12. The Vixens, Pussycats, and Dolls of Russ Meyer
Part of the ample charm of Russ Meyer's oeuvre is his fondness for big-busted, cartoonish, very very horny and strong-willed female characters. His amazonian nymphomaniac heroines aren't judged or derided for their appetites, rather it's the menfolk around them who are judged lacking. They are terrified of these women, and who wouldn't be without the safety of the screen to protect them? Sometimes a boy just likes to hold hands and take you to the movies first, or at least have time for the Cialis to kick in, have some time to just make out for three hours or round second base before the third date deed-gets-done deadline. The girls of Supervixens; Faster Pussycat; Mudhoney; Beneath the Valley of Dolls; Harry, Cherry, and Raquel; and Up!, don't play it safe or wait for the third date. They see you pumping gas, they look you up and down, lick their lips and make a grab for your zipper. If you're a guy and a girl's ever come onto you like that then you know the score, it's something you always dreamed of and now it's happening 'too fast' for your drives to kick in... stuttering, blushing, panicked, you instinctively try to run away, muttering any excuse you can think of, if any.

Erica Gavin - Vixen
  Maybe that's why I hated all these coke whore friends of my roommate, all making out all over the floor when I used to get up at four AM to use the bathroom, still shaky in my early weeks of sobriety. They reminded me all a woman had to do is turn around and beckon instead of running away and I was fresh out of moves. And of course they can tease, flash come-on smiles, grab your junk over your jeans, and then push you away when you try to kiss them, shouting loud enough for Dave's mom to hear (since she's asleep on the other couch), "oh my god is that what you thought I was trying to do? I was just being friendly! Good God!" I mean the girl brought over champagne, strawberries, and Barbarella, then pulled that on me! Whoa, then I learned she's done that before, to other guys. Some girls do that shit just for kicks; I met a few in AA and they told me so!

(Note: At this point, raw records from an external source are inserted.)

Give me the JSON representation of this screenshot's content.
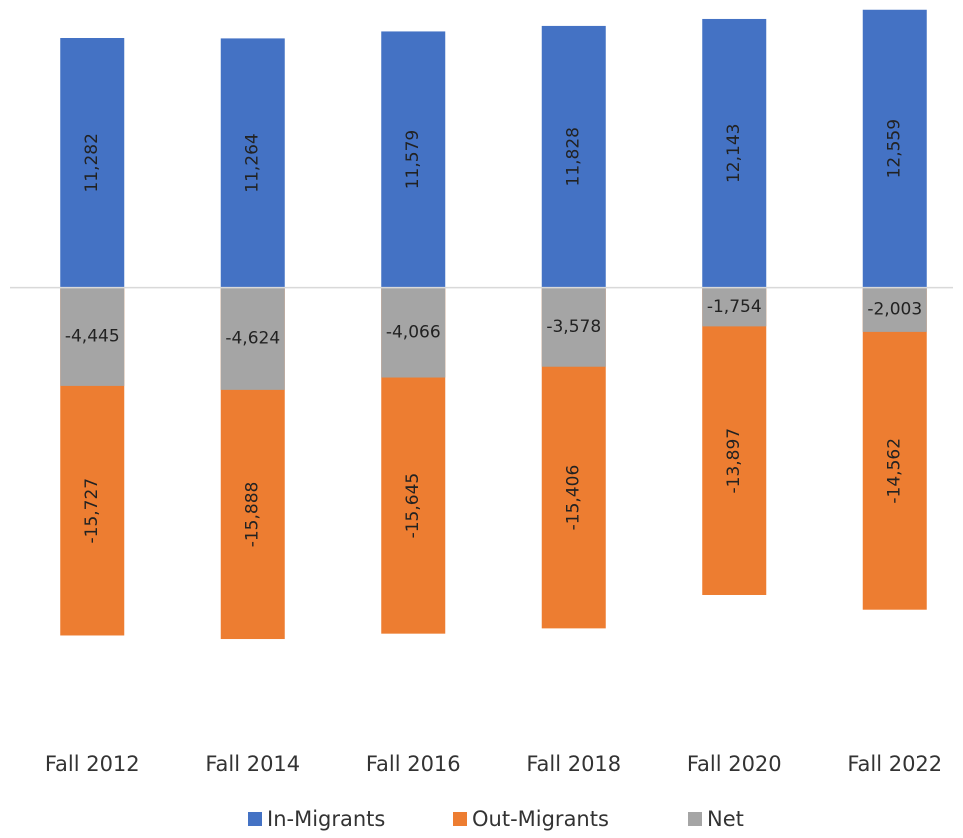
{
  "chart_data": {
    "type": "bar",
    "categories": [
      "Fall 2012",
      "Fall 2014",
      "Fall 2016",
      "Fall 2018",
      "Fall 2020",
      "Fall 2022"
    ],
    "series": [
      {
        "name": "In-Migrants",
        "color": "#4472c4",
        "values": [
          11282,
          11264,
          11579,
          11828,
          12143,
          12559
        ],
        "value_labels": [
          "11,282",
          "11,264",
          "11,579",
          "11,828",
          "12,143",
          "12,559"
        ]
      },
      {
        "name": "Out-Migrants",
        "color": "#ed7d31",
        "values": [
          -15727,
          -15888,
          -15645,
          -15406,
          -13897,
          -14562
        ],
        "value_labels": [
          "-15,727",
          "-15,888",
          "-15,645",
          "-15,406",
          "-13,897",
          "-14,562"
        ]
      },
      {
        "name": "Net",
        "color": "#a5a5a5",
        "values": [
          -4445,
          -4624,
          -4066,
          -3578,
          -1754,
          -2003
        ],
        "value_labels": [
          "-4,445",
          "-4,624",
          "-4,066",
          "-3,578",
          "-1,754",
          "-2,003"
        ]
      }
    ],
    "ylim": [
      -20000,
      13000
    ]
  }
}
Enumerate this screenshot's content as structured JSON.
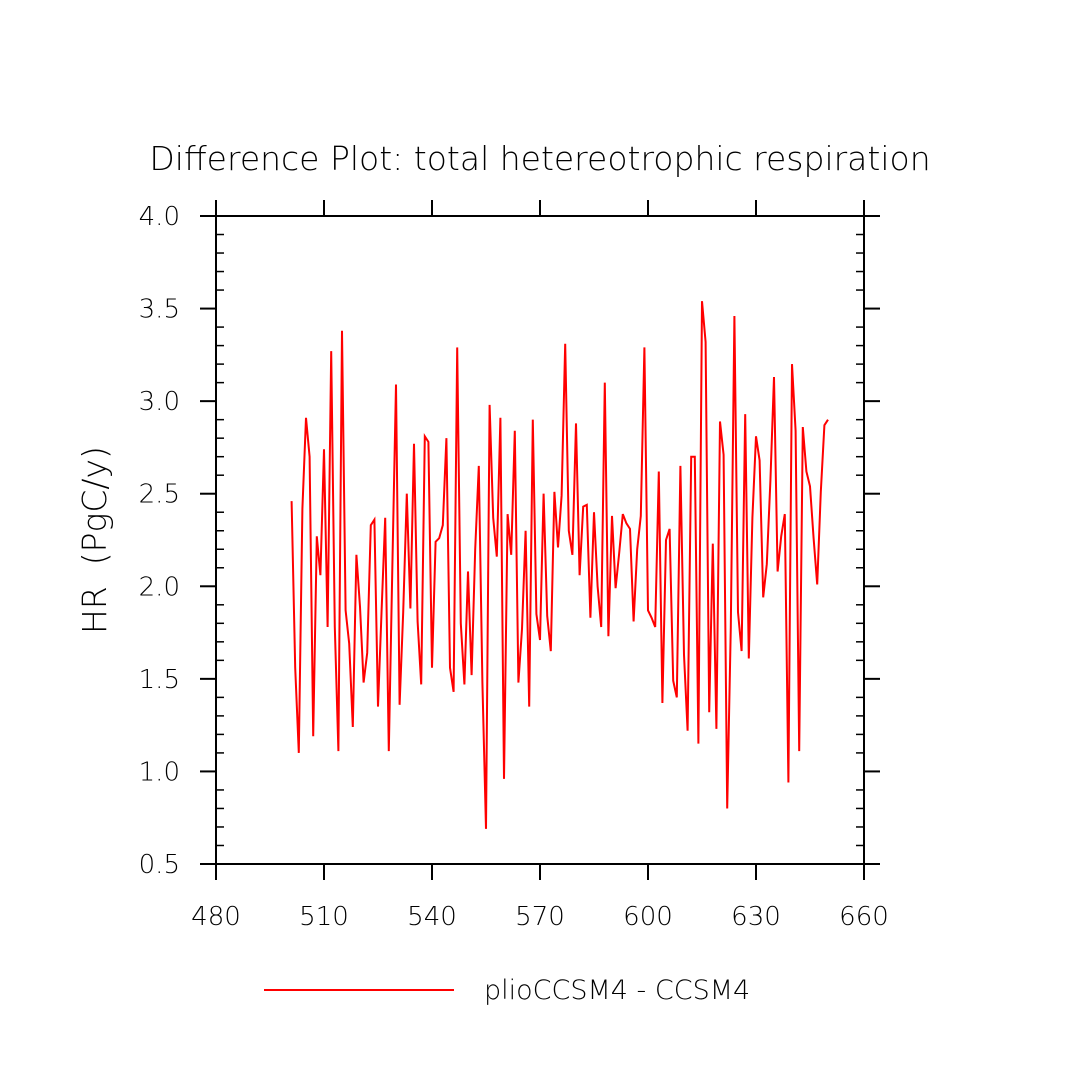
{
  "chart_data": {
    "type": "line",
    "title": "Difference Plot: total hetereotrophic respiration",
    "xlabel": "",
    "ylabel": "HR  (PgC/y)",
    "xlim": [
      480,
      660
    ],
    "ylim": [
      0.5,
      4.0
    ],
    "xticks": [
      480,
      510,
      540,
      570,
      600,
      630,
      660
    ],
    "xtick_labels": [
      "480",
      "510",
      "540",
      "570",
      "600",
      "630",
      "660"
    ],
    "yticks": [
      0.5,
      1.0,
      1.5,
      2.0,
      2.5,
      3.0,
      3.5,
      4.0
    ],
    "ytick_labels": [
      "0.5",
      "1.0",
      "1.5",
      "2.0",
      "2.5",
      "3.0",
      "3.5",
      "4.0"
    ],
    "grid": false,
    "legend_position": "bottom",
    "series": [
      {
        "name": "plioCCSM4 - CCSM4",
        "color": "#ff0000",
        "x": [
          501,
          502,
          503,
          504,
          505,
          506,
          507,
          508,
          509,
          510,
          511,
          512,
          513,
          514,
          515,
          516,
          517,
          518,
          519,
          520,
          521,
          522,
          523,
          524,
          525,
          526,
          527,
          528,
          529,
          530,
          531,
          532,
          533,
          534,
          535,
          536,
          537,
          538,
          539,
          540,
          541,
          542,
          543,
          544,
          545,
          546,
          547,
          548,
          549,
          550,
          551,
          552,
          553,
          554,
          555,
          556,
          557,
          558,
          559,
          560,
          561,
          562,
          563,
          564,
          565,
          566,
          567,
          568,
          569,
          570,
          571,
          572,
          573,
          574,
          575,
          576,
          577,
          578,
          579,
          580,
          581,
          582,
          583,
          584,
          585,
          586,
          587,
          588,
          589,
          590,
          591,
          592,
          593,
          594,
          595,
          596,
          597,
          598,
          599,
          600,
          601,
          602,
          603,
          604,
          605,
          606,
          607,
          608,
          609,
          610,
          611,
          612,
          613,
          614,
          615,
          616,
          617,
          618,
          619,
          620,
          621,
          622,
          623,
          624,
          625,
          626,
          627,
          628,
          629,
          630,
          631,
          632,
          633,
          634,
          635,
          636,
          637,
          638,
          639,
          640,
          641,
          642,
          643,
          644,
          645,
          646,
          647,
          648,
          649,
          650
        ],
        "y": [
          2.46,
          1.56,
          1.1,
          2.42,
          2.91,
          2.7,
          1.19,
          2.27,
          2.06,
          2.74,
          1.78,
          3.27,
          1.78,
          1.11,
          3.38,
          1.87,
          1.69,
          1.24,
          2.17,
          1.89,
          1.48,
          1.64,
          2.33,
          2.36,
          1.35,
          1.87,
          2.37,
          1.11,
          2.12,
          3.09,
          1.36,
          1.86,
          2.5,
          1.88,
          2.77,
          1.81,
          1.47,
          2.81,
          2.78,
          1.56,
          2.24,
          2.26,
          2.33,
          2.8,
          1.56,
          1.43,
          3.29,
          1.8,
          1.47,
          2.08,
          1.52,
          2.2,
          2.65,
          1.48,
          0.69,
          2.98,
          2.37,
          2.16,
          2.91,
          0.96,
          2.39,
          2.17,
          2.84,
          1.48,
          1.77,
          2.3,
          1.35,
          2.9,
          1.85,
          1.71,
          2.5,
          1.84,
          1.65,
          2.51,
          2.21,
          2.49,
          3.31,
          2.3,
          2.17,
          2.88,
          2.06,
          2.43,
          2.44,
          1.83,
          2.4,
          2.0,
          1.78,
          3.1,
          1.73,
          2.38,
          1.99,
          2.18,
          2.39,
          2.34,
          2.31,
          1.81,
          2.2,
          2.38,
          3.29,
          1.87,
          1.83,
          1.78,
          2.62,
          1.37,
          2.25,
          2.31,
          1.49,
          1.4,
          2.65,
          1.63,
          1.22,
          2.7,
          2.7,
          1.15,
          3.54,
          3.32,
          1.32,
          2.23,
          1.23,
          2.89,
          2.71,
          0.8,
          1.78,
          3.46,
          1.86,
          1.65,
          2.93,
          1.61,
          2.37,
          2.81,
          2.68,
          1.94,
          2.12,
          2.57,
          3.13,
          2.08,
          2.27,
          2.39,
          0.94,
          3.2,
          2.84,
          1.11,
          2.86,
          2.62,
          2.54,
          2.26,
          2.01,
          2.51,
          2.87,
          2.9
        ]
      }
    ]
  }
}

Bottom line: Every man is a sex machine when there's no chance of having sex. Once it's inescapable it becomes a matter of getting it up, keeping it up, and delivering the goods. Maybe afterwards you can bask but until then you are on trial and your whole definition of your own prowess hangs in the shifting urges of a drunken wanton and your own fickle member! You should man up and go for it but if you feel dirty and guilty later (or worse, ashamed of your inadequacy) don't blame her! Any dog can be brave on the leash, barking and straining, but don't snap at a bitch if she wants to chew it off. She's just free, and you're not. So suck it, Benjamin!

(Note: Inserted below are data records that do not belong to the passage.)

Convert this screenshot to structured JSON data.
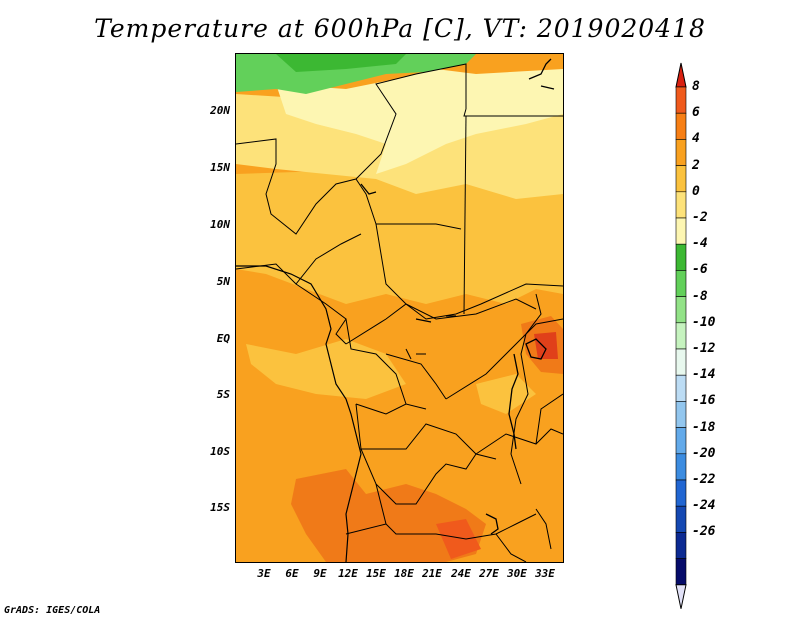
{
  "title": "Temperature at 600hPa [C], VT: 2019020418",
  "footer": "GrADS: IGES/COLA",
  "map": {
    "lat_labels": [
      "20N",
      "15N",
      "10N",
      "5N",
      "EQ",
      "5S",
      "10S",
      "15S"
    ],
    "lon_labels": [
      "3E",
      "6E",
      "9E",
      "12E",
      "15E",
      "18E",
      "21E",
      "24E",
      "27E",
      "30E",
      "33E"
    ],
    "lat_range": [
      -20,
      24.5
    ],
    "lon_range": [
      0,
      35
    ]
  },
  "colorbar": {
    "labels": [
      "8",
      "6",
      "4",
      "2",
      "0",
      "-2",
      "-4",
      "-6",
      "-8",
      "-10",
      "-12",
      "-14",
      "-16",
      "-18",
      "-20",
      "-22",
      "-24",
      "-26"
    ],
    "colors": [
      "#d92010",
      "#f05a1c",
      "#f77f15",
      "#f9a11f",
      "#fbc23e",
      "#fde27a",
      "#fdf6b2",
      "#3cb833",
      "#62d05a",
      "#92e287",
      "#c6f3bf",
      "#e8f8ee",
      "#bcdcf4",
      "#92c6ee",
      "#63aaea",
      "#3c8ce0",
      "#2166d2",
      "#1448b2",
      "#0c2a92",
      "#060c6a",
      "#e2e2f8"
    ]
  },
  "chart_data": {
    "type": "heatmap",
    "title": "Temperature at 600hPa [C], VT: 2019020418",
    "variable": "Temperature at 600hPa",
    "units": "C",
    "valid_time": "2019020418",
    "x_axis": "longitude",
    "y_axis": "latitude",
    "xlim": [
      0,
      35
    ],
    "ylim": [
      -20,
      24.5
    ],
    "x_ticks": [
      "3E",
      "6E",
      "9E",
      "12E",
      "15E",
      "18E",
      "21E",
      "24E",
      "27E",
      "30E",
      "33E"
    ],
    "y_ticks": [
      "20N",
      "15N",
      "10N",
      "5N",
      "EQ",
      "5S",
      "10S",
      "15S"
    ],
    "levels": [
      -26,
      -24,
      -22,
      -20,
      -18,
      -16,
      -14,
      -12,
      -10,
      -8,
      -6,
      -4,
      -2,
      0,
      2,
      4,
      6,
      8
    ],
    "regions": [
      {
        "area": "northern Sahel (around 22-24N, 0-18E)",
        "range": "-6 to -4"
      },
      {
        "area": "central Sahara / Sudan belt (15-22N)",
        "range": "-4 to 0"
      },
      {
        "area": "West Africa / Central Africa (0-10N)",
        "range": "0 to 4"
      },
      {
        "area": "Angola / Namibia / Zambia (10-20S)",
        "range": "4 to 6"
      },
      {
        "area": "Lake Victoria region (around 0-3S, 30-33E)",
        "range": "6 to 8"
      }
    ]
  }
}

  1. You forgot about Cindy Morgan in CADDYSHACK. Talk about not giving a fuck.

  2. Your remarks on Elizabeth Taylor are some of the best film-writing I've read in many a moon. They were apt, AND they made me laugh. I think you're a great writer.

    1. Thanks for saying so Elizabeth! You should check out the posts for the movies mentioned (I went back and linked to them above). Thanks again.